In a statement issued by the CDC, officials warned consumers, "Anyone who uses an e-cigarette or vaping product should not buy these products (e.g., e-cigarette or vaping products with THC, other cannabinoids) off the street, and should not modify or add any substances to these products that are not intended by the manufacturer."

Investigators still aren’t sure what’s causing the illnesses and deaths, but the former commissioner of the Food and Drug Administration suggested vaping devices purchased off the black market could be partially responsible.

“I think this is probably going to be associated with illegal products,” Dr.

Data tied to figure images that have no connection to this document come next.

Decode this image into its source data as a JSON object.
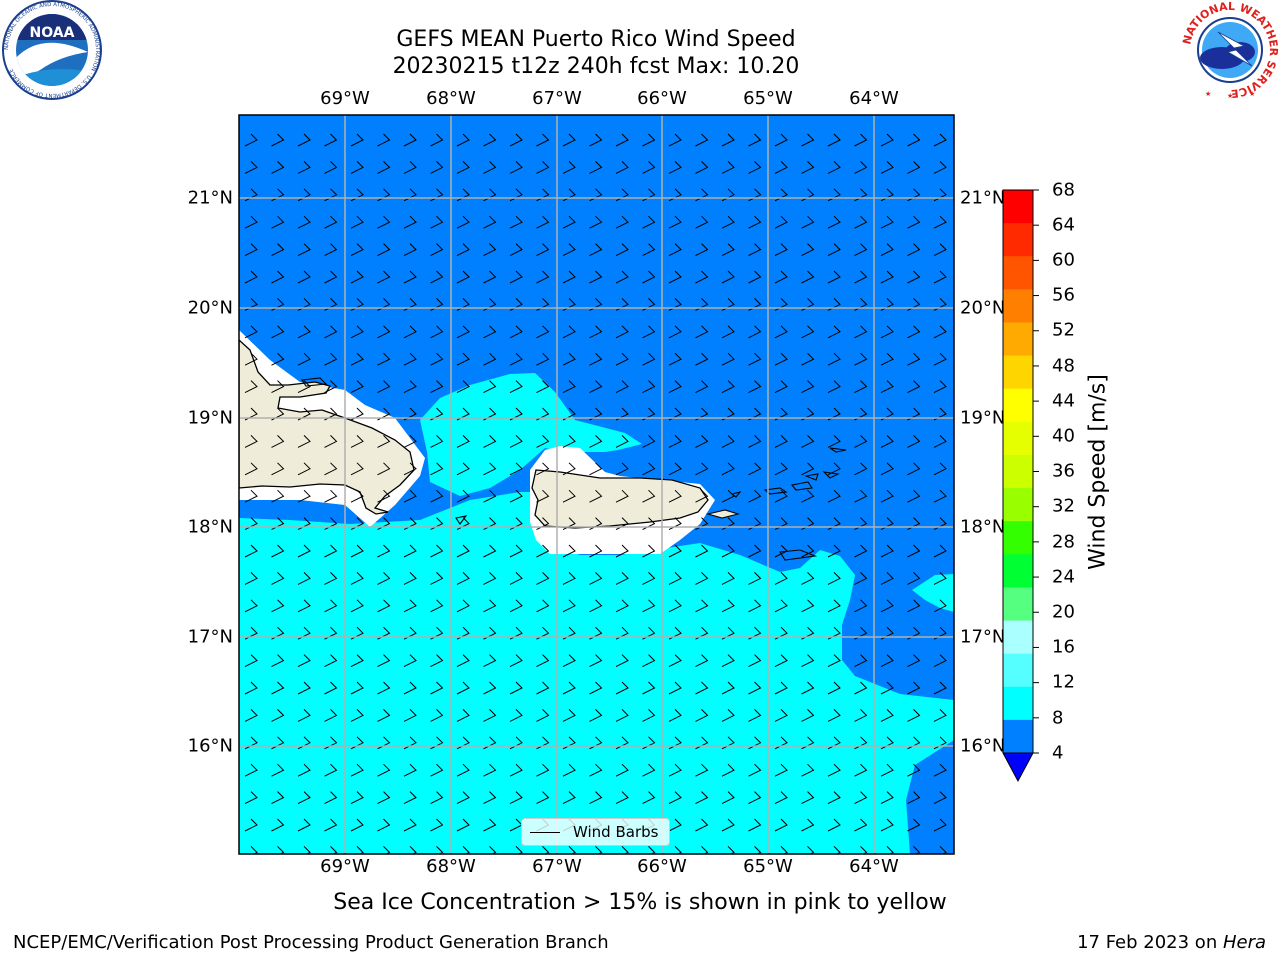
{
  "header": {
    "title_line1": "GEFS MEAN Puerto Rico Wind Speed",
    "title_line2": "20230215 t12z 240h fcst   Max: 10.20"
  },
  "map": {
    "lon_labels": [
      "69°W",
      "68°W",
      "67°W",
      "66°W",
      "65°W",
      "64°W"
    ],
    "lat_labels": [
      "21°N",
      "20°N",
      "19°N",
      "18°N",
      "17°N",
      "16°N"
    ],
    "colors": {
      "wind_4_8": "#0080ff",
      "wind_8_12": "#00ffff",
      "land": "#efedd9",
      "ocean_low": "#ffffff",
      "gridline": "#b0b0b0",
      "coastline": "#000000"
    },
    "legend_label": "Wind Barbs"
  },
  "colorbar": {
    "ticks": [
      "68",
      "64",
      "60",
      "56",
      "52",
      "48",
      "44",
      "40",
      "36",
      "32",
      "28",
      "24",
      "20",
      "16",
      "12",
      "8",
      "4"
    ],
    "colors_top_to_bottom": [
      "#ff0000",
      "#ff2a00",
      "#ff5500",
      "#ff8000",
      "#ffaa00",
      "#ffd500",
      "#ffff00",
      "#e6ff00",
      "#ccff00",
      "#99ff00",
      "#33ff00",
      "#00ff33",
      "#55ff80",
      "#aaffff",
      "#55ffff",
      "#00ffff",
      "#0080ff"
    ],
    "extend_color": "#0000ff",
    "label": "Wind Speed [m/s]"
  },
  "note": "Sea Ice Concentration > 15% is shown in pink to yellow",
  "footer": {
    "left": "NCEP/EMC/Verification Post Processing Product Generation Branch",
    "date": "17 Feb 2023 on ",
    "host": "Hera"
  },
  "logos": {
    "noaa_text": "NOAA",
    "noaa_ring_text": "NATIONAL OCEANIC AND ATMOSPHERIC ADMINISTRATION · U.S. DEPARTMENT OF COMMERCE",
    "nws_ring_text": "NATIONAL WEATHER SERVICE"
  }
}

Scott Gottlieb, former commissioner of the FDA, said in a recent interview.

For legitimate retail marijuana manufacturers, the issue surrounding illegal sales is frustrating.

"We’re not naive. We know the black market exists everywhere,” said Jim Biviano, CEO and founder of Ascend. "These black market companies are cutting corners for profits and using ingredients that should’ve never been vaporized."

Biviano’s company, Ascend, is headquartered in Aurora, Colorado. Ascend produces premium cannabis oil products, used mostly for vaping.

Ascend’s operators go to great lengths to ensure a safe and reliable product. Each vaping cartridge they create goes through three quality control tests in a state approved laboratory.

"Some manufacturers can take up to 24 hours to produce a vape cartridge. We take two and a half weeks,” Biviano said.

What’s concerning, Biviano added, is how vaping products sold on the black market don’t undergo any sort of regulation or testing.

A person can simply purchase empty cartridges online, fill them up with whatever they want (including harmful chemicals) and then sell them illegally on the streets.

"It's skirting the regulated market to sell consumers and mislead them into what they're purchasing,” Biviano said.

Some of the people reporting vaping-related illnesses admit to purchasing vaping products off the black market because of lower prices or a lack of access to legal supplies.

Legitimate manufacturers like Ascend warn: it’s worth buying from a reputable source given the uncertainty surrounding the products.

Biviano is hoping this situation will serve as an educational experience for consumers.

“[I hope] that it encourages consumers to start reading the label on their cannabis products the same way they read the labels at a grocery store,” he said.